Geodemographic remarks on the reformed cult in Transylvania, 1930-2002

Type Journal Article - Revista Româna de Geografie Politica
Title Geodemographic remarks on the reformed cult in Transylvania, 1930-2002
Author(s)
Volume XII
Issue 2
Publication (Day/Month/Year) 2010
Page numbers 351-355
URL http://rrgp.uoradea.ro/art/2010-2/13_RRGP-205-Marculet.pdf
Abstract
The Reformed Religion was brought into Transylvania in 1550 and
swiftly adopted by a part of the Hungarian nobility and the urban patriciate.
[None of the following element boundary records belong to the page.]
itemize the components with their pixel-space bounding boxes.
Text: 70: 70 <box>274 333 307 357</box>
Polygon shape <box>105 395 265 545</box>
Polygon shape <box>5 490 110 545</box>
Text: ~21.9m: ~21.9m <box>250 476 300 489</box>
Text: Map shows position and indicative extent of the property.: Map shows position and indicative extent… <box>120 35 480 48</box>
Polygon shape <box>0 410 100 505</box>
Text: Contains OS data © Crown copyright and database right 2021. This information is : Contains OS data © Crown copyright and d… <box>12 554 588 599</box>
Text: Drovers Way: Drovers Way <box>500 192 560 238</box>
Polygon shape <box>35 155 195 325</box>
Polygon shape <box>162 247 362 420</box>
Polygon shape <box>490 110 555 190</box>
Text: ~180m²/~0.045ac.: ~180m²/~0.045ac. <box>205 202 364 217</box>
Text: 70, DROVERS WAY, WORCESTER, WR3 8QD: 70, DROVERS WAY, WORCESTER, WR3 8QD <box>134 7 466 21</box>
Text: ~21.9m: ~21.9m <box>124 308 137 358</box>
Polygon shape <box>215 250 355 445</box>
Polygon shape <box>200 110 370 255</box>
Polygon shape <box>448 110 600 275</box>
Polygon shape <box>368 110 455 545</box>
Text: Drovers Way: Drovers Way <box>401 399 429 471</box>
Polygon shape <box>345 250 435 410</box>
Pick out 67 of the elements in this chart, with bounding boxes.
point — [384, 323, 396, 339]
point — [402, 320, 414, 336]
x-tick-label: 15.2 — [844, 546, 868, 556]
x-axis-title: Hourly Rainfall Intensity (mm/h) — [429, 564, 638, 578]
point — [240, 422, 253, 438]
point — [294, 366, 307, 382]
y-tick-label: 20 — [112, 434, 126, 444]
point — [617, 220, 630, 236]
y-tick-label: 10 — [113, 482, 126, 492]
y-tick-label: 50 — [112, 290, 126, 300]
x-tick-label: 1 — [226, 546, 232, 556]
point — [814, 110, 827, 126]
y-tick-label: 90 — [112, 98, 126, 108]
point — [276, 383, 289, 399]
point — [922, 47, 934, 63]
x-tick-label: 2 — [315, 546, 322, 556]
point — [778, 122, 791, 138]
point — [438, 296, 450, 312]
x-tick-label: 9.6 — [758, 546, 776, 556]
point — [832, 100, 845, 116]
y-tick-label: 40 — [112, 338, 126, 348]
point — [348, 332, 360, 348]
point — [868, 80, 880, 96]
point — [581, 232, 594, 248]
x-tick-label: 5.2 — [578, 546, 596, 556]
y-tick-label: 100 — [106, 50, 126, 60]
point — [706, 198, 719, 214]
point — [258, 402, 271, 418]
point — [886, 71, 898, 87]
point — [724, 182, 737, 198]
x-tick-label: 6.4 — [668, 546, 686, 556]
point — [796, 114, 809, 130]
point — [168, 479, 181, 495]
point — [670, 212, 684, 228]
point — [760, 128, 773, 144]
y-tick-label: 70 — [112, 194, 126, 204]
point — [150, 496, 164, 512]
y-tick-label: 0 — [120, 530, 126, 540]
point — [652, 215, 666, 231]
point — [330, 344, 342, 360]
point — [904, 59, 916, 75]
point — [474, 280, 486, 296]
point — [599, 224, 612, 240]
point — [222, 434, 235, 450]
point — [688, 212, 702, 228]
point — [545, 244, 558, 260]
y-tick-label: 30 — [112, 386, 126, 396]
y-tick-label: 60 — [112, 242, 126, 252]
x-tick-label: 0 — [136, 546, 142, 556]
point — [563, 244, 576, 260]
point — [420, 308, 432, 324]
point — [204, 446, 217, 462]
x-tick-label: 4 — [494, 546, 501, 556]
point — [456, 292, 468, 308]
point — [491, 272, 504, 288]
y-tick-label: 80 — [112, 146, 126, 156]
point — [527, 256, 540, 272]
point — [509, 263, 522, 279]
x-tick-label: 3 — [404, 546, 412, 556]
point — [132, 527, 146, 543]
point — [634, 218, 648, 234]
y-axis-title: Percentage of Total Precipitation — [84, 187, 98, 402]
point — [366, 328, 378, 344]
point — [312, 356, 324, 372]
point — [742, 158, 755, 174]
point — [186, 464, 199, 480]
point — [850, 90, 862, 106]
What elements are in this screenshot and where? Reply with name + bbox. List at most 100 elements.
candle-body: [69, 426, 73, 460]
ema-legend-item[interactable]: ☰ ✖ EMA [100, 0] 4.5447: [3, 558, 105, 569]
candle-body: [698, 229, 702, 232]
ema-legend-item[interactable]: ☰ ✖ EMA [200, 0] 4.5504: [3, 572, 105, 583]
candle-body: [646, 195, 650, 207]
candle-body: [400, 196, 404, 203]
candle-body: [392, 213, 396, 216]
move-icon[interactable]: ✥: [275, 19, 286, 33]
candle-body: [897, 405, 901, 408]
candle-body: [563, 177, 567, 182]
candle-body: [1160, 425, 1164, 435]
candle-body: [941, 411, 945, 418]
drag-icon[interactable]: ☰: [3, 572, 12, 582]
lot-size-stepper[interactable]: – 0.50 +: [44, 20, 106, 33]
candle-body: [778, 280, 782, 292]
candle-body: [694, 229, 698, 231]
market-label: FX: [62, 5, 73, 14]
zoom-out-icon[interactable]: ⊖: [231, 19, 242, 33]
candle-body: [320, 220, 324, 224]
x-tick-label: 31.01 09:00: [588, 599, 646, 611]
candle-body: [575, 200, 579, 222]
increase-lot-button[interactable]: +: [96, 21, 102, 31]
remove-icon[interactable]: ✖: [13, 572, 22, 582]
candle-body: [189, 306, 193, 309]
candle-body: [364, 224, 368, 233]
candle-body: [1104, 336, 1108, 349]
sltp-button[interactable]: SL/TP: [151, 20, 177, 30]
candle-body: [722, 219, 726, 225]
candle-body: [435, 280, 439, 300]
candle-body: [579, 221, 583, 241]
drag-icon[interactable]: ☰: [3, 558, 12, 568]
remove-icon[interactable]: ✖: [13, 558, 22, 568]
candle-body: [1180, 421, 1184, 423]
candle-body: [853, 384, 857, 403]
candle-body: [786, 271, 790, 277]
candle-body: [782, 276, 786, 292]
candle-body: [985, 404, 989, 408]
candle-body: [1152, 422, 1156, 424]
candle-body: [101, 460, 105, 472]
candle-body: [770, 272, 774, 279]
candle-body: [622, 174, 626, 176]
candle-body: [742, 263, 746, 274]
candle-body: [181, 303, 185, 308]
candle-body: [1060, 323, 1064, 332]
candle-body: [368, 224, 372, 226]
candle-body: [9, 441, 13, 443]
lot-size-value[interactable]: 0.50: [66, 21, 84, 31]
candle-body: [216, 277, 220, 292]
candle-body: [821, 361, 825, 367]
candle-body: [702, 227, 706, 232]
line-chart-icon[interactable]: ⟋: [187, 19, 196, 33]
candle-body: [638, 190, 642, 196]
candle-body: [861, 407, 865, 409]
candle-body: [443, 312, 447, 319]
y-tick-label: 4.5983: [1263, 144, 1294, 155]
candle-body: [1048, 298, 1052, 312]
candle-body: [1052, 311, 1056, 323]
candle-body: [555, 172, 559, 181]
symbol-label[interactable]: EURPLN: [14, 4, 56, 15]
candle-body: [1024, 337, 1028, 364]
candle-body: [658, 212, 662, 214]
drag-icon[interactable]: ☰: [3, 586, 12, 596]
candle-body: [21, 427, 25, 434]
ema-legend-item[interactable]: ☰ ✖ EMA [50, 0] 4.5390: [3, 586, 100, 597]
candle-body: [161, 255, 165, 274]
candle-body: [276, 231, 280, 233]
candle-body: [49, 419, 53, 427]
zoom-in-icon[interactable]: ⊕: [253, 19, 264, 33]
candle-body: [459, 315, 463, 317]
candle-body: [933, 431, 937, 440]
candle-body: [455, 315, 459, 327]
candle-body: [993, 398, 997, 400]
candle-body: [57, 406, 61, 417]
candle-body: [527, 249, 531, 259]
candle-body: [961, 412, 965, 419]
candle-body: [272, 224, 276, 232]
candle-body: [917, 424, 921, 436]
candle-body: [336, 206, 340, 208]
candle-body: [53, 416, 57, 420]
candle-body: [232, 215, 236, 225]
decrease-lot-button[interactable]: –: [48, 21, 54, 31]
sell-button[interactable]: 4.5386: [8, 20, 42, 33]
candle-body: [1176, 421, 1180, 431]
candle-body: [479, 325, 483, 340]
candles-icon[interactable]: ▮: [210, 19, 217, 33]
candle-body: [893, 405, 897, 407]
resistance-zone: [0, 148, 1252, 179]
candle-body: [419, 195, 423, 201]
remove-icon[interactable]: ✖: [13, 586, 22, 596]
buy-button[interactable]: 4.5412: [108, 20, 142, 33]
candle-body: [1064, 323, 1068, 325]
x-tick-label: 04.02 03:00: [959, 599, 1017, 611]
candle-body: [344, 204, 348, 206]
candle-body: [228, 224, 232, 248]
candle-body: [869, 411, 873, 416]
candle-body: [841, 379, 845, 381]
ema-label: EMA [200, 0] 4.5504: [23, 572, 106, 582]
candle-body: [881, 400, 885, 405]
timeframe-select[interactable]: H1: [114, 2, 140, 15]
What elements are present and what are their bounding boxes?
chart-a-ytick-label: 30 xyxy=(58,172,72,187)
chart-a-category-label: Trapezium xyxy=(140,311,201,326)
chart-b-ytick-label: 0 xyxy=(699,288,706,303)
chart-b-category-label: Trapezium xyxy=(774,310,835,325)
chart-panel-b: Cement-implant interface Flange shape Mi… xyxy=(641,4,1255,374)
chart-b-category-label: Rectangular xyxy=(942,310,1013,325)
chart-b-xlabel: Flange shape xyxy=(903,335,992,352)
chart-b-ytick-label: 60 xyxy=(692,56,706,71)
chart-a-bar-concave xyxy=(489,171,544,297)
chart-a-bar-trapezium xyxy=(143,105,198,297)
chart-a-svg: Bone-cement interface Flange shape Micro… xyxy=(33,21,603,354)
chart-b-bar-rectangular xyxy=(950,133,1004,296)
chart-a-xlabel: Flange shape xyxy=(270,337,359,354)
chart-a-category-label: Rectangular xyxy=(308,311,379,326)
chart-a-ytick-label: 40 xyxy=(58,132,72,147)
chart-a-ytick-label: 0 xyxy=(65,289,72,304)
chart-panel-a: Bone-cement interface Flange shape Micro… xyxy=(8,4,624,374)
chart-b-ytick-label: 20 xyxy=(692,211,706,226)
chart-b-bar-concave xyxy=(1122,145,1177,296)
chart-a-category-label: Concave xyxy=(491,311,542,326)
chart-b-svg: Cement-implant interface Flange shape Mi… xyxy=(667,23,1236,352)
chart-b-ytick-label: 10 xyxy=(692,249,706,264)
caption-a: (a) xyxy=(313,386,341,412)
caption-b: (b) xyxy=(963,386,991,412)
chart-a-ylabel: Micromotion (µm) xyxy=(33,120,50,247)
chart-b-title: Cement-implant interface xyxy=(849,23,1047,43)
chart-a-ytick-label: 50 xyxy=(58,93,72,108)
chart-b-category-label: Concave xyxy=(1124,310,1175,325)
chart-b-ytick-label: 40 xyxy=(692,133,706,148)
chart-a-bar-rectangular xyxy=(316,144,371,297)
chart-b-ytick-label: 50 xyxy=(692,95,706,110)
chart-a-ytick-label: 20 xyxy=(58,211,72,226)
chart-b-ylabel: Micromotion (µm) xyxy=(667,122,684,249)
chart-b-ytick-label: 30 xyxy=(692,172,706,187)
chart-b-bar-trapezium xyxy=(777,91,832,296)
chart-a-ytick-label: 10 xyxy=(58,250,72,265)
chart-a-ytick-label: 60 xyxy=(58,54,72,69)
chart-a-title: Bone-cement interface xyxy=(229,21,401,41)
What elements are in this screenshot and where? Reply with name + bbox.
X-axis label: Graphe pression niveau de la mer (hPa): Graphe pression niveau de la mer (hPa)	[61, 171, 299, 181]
In the inter-war period, after the Greater Union of all the Romanian
Provinces on December 1, 1918 the Reformed Church had two Episcopates:
the Episcopate of Transylvania and ‘Piatra Craiului’ Episcopate. Major
changes in the numerical evolution and territorial distribution of the
Reformed Transylvanian populations were the following: a) a decrease from
497,861 faithful in 1930 to 476,481 in 2002 due to negative birth-rates after
1990 – which is not specific to this confessional group alone, but to most
religious communities, and emigration to Central and West-European
countries; b) changes in the distribution of the Calvinist believers by habitat,
from 21 % in the town area of 1930 to some 53 % in the urban of 2002.